The Cincinnati native was born to Nigerian parents and for her first 18 years knew only the gospel music she performed in church. Franklin, too, grew up singing in church, a similarity that gave Udoh an inside track on her music.
Saturday night, Counterfeit Madison tapped that affinity. More importantly, she took Franklin’s inspiration — as singer, activist, and singular artist — to shape a program that allowed her own unique talent to take flight. Udoh designed the program with the help of producer Moxy Martinez, arranged the material, and led the nearly-20 musicians and performers.
The show was nothing like a predictable rehash of Franklin’s hits. Udoh chose out-of-the-way material from her biggest years in the ‘60s as well as isolated classics from the ‘80s. She passed on “Respect” for its slow-burning blues B-side, “Dr. Feelgood”; her first Atlantic single “I Never Loved A Man (The Way I Love You)” for its unforgettable B-side “Do Right Woman — Do Right Man.” She highlighted the fine funk of ‘80s tunes including “Jump To It” and “Freeway Of Love.”

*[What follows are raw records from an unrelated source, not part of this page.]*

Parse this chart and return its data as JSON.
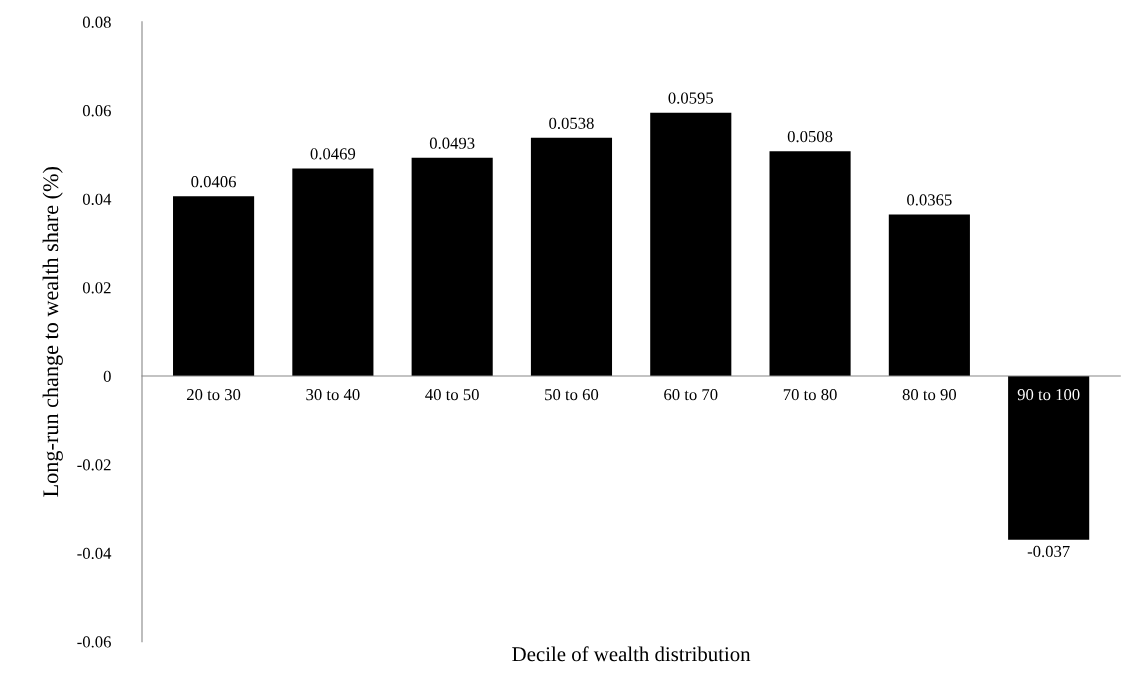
{
  "chart_data": {
    "type": "bar",
    "xlabel": "Decile of wealth distribution",
    "ylabel": "Long-run change to wealth share (%)",
    "categories": [
      "20 to 30",
      "30 to 40",
      "40 to 50",
      "50 to 60",
      "60 to 70",
      "70 to 80",
      "80 to 90",
      "90 to 100"
    ],
    "values": [
      0.0406,
      0.0469,
      0.0493,
      0.0538,
      0.0595,
      0.0508,
      0.0365,
      -0.037
    ],
    "color": "#000000",
    "data_labels": true,
    "ylim": [
      -0.06,
      0.08
    ],
    "yticks": [
      -0.06,
      -0.04,
      -0.02,
      0,
      0.02,
      0.04,
      0.06,
      0.08
    ],
    "grid": false,
    "legend": false
  }
}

Udoh, with her tenor range, has confessed to feeling challenged by Franklin’s extended soprano range. Saturday night she adapted uncommonly well. Opening with “Day Dreaming,” Udoh wrapped a tawny phrasing around the song’s lyrics, making the song her own. Her arrangement for “Don’t Play That Song (You Lied)” took ownership with her conception as it opened with a string trio. She had her Nina Simone moment when she reinterpreted Franklin’s cover of the Beatles’ “Fool On The Hill” and added a simple, aching piano part at the end. She proved a master of pop singing ending the show with Bacharach and David’s brilliant “I Say A Little Prayer.”
Significantly — and, perhaps, reflecting Franklin’s humility — she handed the spotlight to her backing singers as often as she took it herself. With Udoh’s support all five brought their own voice to Franklin’s catalogue and they provided many of the evening’s highpoints.
Karen Marie rode the solid, funky groove laid down by the crack band for “Rock Steady.” Debra James Tucker shook the hall with her bluesy reading of “Chain Of Fools.” Amber Knicole delivered “Jump To It” with a high-flying ‘80s soul style that recalled Teena Marie. Paisha Thomas lit the hall with her not-unlike Aretha reading of the great blues “Dr. Feelgood” and a firm grasp on the tune’s explosive dynamics.
K. Daniel brought the house down twice with his electrifying performance of “Think” and later with “The Night Time Is The Right Time,” during which Udoh was so beside herself she kept jumping off her piano seat and yelling encouragement.
LuSter Singleton served as MC, entertaining between songs for a time but soon becoming unnecessary. Drag queen Mikayla Denise, Miss Gay Ohio 2018, lip-synced as Knicole sang “Freeway Of Love” with her back to the audience adding a bit of comic relief.
If there were quibbles, this reviewer would have loved to hear Aretha’s early Columbia recordings of jazz and blues standards.